An interesting question arises immediately: suppose we manage to collect, say, ten recorded skits. And let’s also imagine 6 of them produce an interjection. What do we want as output? A transcribed and glossed time-aligned corpus? If the goal is to enumerate the phonotactics of interjections, then that is not the right next step at all. We might even want to transcribe nothing more than one word per skit.
But maybe we think the skits are great content, and we want to try to transcribe them in their entirety. Either interface could be useful, so it comes down to goals and resources. A time-aligned transcription interface is of course a huge project — perhaps as @SarahRMoeller pointed out in the single piece of software topic, the best step would be to use ELAN…
But let’s consider the simplest thing that could possibly work: we’re looking for a tiny lexicon of interjections, and we’re managing a list of “skits”, and a list of interjections. So I would list our “entities” as something like this:
- RECORDED SKIT
- participant list
- media files (audio or video)
- interjection list (a small lexicon)
(Note that we’re also assuming that the recordings are also done — an interface for a recording workflows would also be possible!)

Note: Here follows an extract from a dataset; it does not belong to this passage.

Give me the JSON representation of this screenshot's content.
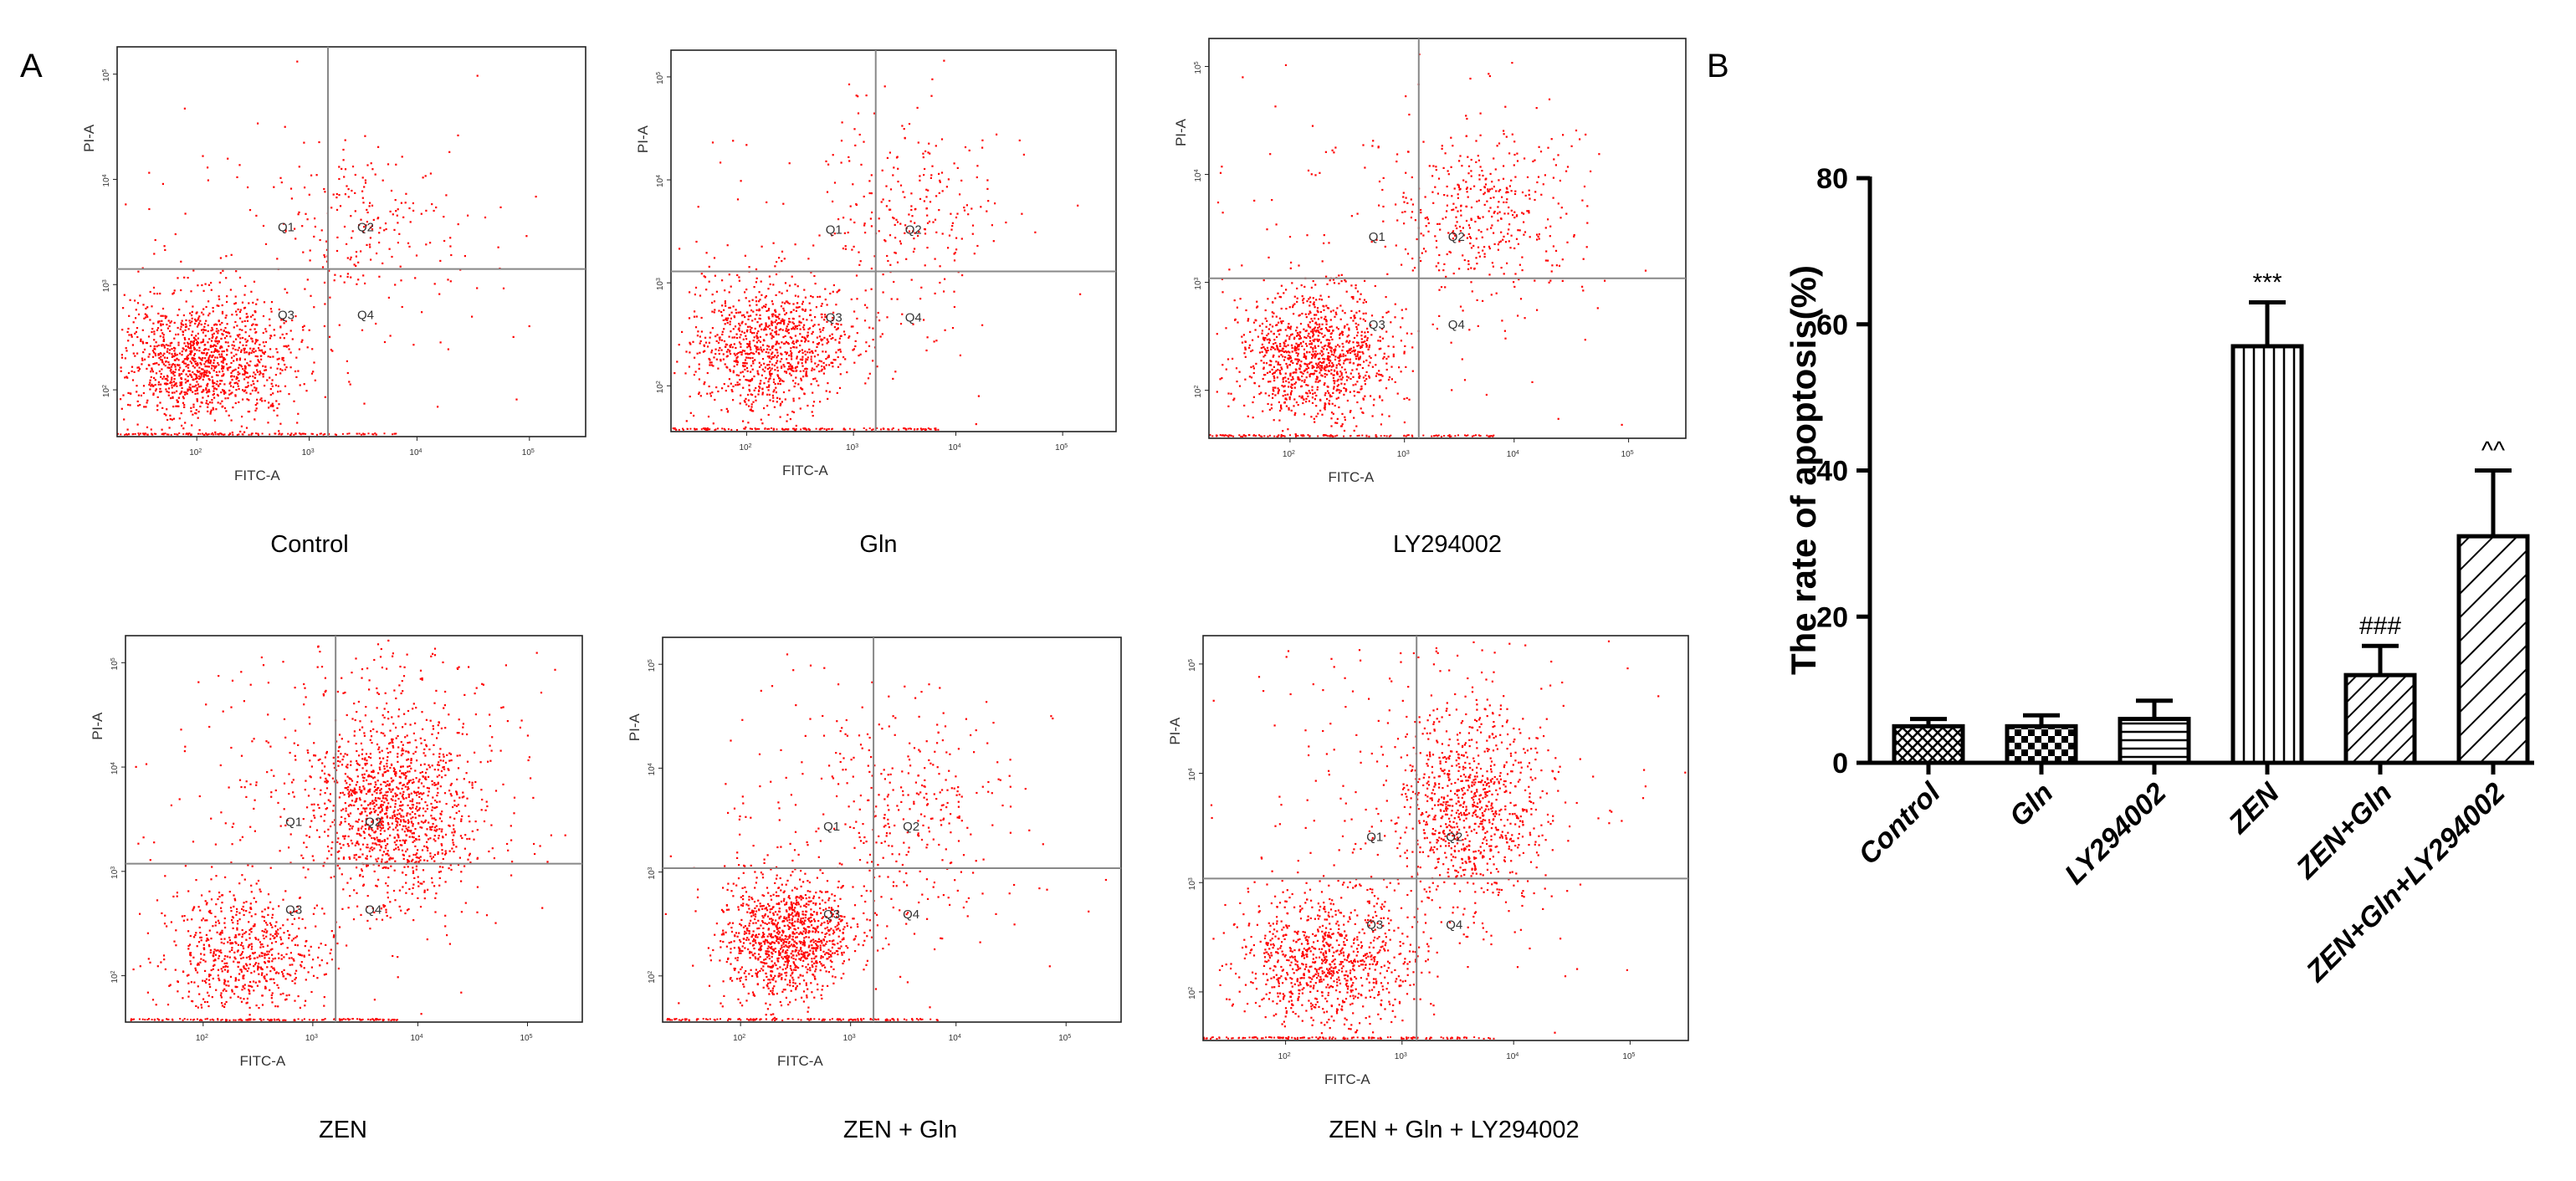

As soon as one starts thinking about these things, the possibilities crack open. I’ll jsut mention two broad interface ideas that popped into my mind:
This one assumes that we have multiple media files, one per skit. The idea is that you work down through the page, playing each file as you go. If you hear an interjection, you transcribe it in the input box and click “add”.
In this more complicated approach, we assume there’s a single video containing multiple skits, but that there are timestamps associated with each one. There is a navigation bar below the video scrubber timeline with a oval corresponding to each skit segment. You click on one, and then you get the title and an input with an add button in the right panel.
Do you have any other ideas? It’s also worth noting that while we are starting with a fairly specific documentary task (collecting interjections), these interfaces would be extensible to other areas — onomatopoeia could probably use the same interface, for instance.
I feel like the idea that you shouldn’t stop to worry about “level of specificity” before designing an interface is a very liberating one — just build something, with the assumption that you can generalize it or specialize it later.